Having your database locked down is not then end of the story. You need to actively maintain it's security and monitor it for suspicious activity.
  • Keep database software patches up to date. If you run a 24/7 operation this will require a lot of planning because more than likely some downtime will be required.
  • You will need to audit the database activity in order to have an audit trail for forensic analysis if a data breach occurs.
  • Protect your audit trail from privileged users.
  • Actively monitor database activity to identify any suspicious activity and notify the system administrators in real time. The last thing you want is to discover a data compromise days or weeks after it happened at which stage your customers know about it before you did.
  • Audit the activity of privileged users (DBAs / application). Administrators may not like the idea of being monitored but if there is a data breach then they will be suspect. If a clear audit train exists then the administrators can be ruled out quickly.
  • Identify unusual changes to the database schemas. This may indicate that an attacker is copying data into a table that they created in order to get it out of the system.
  • Consider encrypting your database data files. If the intruder has access to your operating system but not your database then they could steal the database data files and extract the data from them without having logon credentials to the database. It makes it more difficult but this is still possible.
  • Encrypt your database backups. If not then an intruder could steal your backup and restore the whole database on their own system.


There are more steps to secure and monitor the database but these ones above are just to get people thinking about what should be done.
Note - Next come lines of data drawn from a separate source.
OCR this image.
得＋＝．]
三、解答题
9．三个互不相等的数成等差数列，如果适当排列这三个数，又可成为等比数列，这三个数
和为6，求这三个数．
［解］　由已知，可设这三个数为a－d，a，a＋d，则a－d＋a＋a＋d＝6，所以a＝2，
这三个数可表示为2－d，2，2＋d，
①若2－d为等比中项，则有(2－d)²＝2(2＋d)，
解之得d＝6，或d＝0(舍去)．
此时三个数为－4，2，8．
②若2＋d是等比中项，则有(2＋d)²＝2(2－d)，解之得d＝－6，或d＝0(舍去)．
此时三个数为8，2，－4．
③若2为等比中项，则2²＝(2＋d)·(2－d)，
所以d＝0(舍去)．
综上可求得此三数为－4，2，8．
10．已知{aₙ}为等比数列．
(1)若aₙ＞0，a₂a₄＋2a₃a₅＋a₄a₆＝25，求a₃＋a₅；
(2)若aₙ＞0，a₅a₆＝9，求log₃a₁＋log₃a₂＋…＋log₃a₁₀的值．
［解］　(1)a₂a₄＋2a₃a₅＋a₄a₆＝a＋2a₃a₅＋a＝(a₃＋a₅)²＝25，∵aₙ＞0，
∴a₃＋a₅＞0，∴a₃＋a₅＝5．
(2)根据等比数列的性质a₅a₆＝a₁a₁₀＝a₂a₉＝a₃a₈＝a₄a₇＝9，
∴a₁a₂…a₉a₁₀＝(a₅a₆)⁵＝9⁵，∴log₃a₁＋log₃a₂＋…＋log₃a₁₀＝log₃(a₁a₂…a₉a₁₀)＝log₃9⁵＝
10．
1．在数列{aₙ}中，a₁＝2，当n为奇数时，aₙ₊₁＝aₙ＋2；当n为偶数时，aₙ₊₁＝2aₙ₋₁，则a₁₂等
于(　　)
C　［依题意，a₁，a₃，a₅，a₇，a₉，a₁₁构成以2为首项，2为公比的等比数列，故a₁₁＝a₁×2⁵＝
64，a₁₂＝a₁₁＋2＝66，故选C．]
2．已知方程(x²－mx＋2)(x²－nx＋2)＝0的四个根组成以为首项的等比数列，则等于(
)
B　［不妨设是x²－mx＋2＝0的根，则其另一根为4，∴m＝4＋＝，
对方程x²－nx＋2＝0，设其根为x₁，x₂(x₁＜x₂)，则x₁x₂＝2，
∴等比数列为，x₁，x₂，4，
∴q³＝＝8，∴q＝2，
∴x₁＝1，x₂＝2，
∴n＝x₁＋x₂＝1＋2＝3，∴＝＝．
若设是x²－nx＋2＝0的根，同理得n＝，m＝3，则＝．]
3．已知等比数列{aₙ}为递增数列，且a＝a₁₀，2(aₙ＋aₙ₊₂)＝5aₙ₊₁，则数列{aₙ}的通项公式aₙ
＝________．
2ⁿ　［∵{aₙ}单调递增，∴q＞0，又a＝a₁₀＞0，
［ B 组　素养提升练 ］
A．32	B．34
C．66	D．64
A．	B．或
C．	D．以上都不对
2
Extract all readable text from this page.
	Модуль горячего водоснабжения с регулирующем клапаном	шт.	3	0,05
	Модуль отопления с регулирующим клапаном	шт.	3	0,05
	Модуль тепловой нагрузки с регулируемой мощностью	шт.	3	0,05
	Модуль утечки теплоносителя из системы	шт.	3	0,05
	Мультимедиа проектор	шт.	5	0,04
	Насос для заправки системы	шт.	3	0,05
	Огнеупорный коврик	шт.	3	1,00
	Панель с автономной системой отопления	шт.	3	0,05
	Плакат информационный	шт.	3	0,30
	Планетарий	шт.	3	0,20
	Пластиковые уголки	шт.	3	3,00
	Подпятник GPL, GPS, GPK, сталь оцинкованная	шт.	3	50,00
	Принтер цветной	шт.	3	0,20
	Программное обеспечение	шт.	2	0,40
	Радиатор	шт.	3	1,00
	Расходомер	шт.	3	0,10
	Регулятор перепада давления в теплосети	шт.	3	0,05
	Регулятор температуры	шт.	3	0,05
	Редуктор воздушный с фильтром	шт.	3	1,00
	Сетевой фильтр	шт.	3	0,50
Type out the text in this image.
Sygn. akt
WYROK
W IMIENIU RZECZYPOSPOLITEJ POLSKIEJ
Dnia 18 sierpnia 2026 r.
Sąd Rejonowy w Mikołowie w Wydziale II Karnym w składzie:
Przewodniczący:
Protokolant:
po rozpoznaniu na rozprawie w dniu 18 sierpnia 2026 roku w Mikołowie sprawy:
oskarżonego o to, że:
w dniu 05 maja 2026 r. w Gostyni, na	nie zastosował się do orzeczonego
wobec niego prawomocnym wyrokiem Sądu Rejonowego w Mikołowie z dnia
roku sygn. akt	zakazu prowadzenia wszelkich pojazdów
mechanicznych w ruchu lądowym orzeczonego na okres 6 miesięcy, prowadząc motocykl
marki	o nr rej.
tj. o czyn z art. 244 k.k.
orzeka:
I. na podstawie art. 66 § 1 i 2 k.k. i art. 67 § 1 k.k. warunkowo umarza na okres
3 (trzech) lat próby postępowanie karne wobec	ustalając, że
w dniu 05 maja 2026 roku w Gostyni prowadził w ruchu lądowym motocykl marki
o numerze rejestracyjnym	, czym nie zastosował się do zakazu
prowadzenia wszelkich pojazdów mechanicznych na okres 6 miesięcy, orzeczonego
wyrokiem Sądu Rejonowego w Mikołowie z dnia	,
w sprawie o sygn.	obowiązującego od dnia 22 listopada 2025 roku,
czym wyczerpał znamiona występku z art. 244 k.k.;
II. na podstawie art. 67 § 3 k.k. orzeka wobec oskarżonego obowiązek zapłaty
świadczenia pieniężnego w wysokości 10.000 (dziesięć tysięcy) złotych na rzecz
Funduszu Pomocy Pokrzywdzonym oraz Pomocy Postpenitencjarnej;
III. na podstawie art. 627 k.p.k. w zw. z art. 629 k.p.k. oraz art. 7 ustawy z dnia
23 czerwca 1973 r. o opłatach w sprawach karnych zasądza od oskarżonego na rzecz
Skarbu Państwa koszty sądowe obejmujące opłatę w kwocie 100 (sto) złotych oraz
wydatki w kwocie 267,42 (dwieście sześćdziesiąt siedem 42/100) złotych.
It will cost time and money to properly secure the data in your databases but this must be compared against the cost of a data compromise - cost of tidy up, fines & reputation damage.

Monday, January 10, 2011

Fine Gael and database security

Yesterdays hack of the Fine Gael website (http://finegael2011.com/) has highlighted the need for individuals and organizations who collect  personal data in Ireland to be aware that they must to take all steps that they can to protect this data.  Full details on these obligations can be found on the Data Protection Commissioners website www.dataprotection.ie.

There has been no details of the security vulnerability that was exploited yet but to me it sounds like a SQL Injection attack.

Friday, January 7, 2011

Verizon 2010 Data Breach Investigations Report

I have just looked through the Verizon 2010 Data Breach Investigations Report http://www.verizonbusiness.com/resources/reports/rp_2010-data-breach-report_en_xg.pdf

It was published 6 months ago but there are 2 interesting points in it for me

The first point comes from "Table 7 Types of compromised assets by percent of breaches and percent of records" on page 39. It shows that while the database server accounts for 25% of compromised assets it accounts for a huge 92% of compromised records. This shows that once the attacker gets to your database they have access to the crown jewels.

The second point comes from "Figure 42. Cost of recommended preventive measures by percent of breaches" which shows the cost of implementing the preventive measures once the breach was discovered. The cost to prevent 64% of the breaches was considered "simple and cheap" . This counters the argument that it would cost too much to implement full data protection policies. "Figure 43. Categorization of recommended mitigation measures by percent of breaches" goes on to shows that 66% of breaches could have been prevented by "Configuration change to existing assets" and "alter existing practice".

Attackers will generally go for the lowest hanging fruit and from this Verizon report it looks like there is still plenty of it around.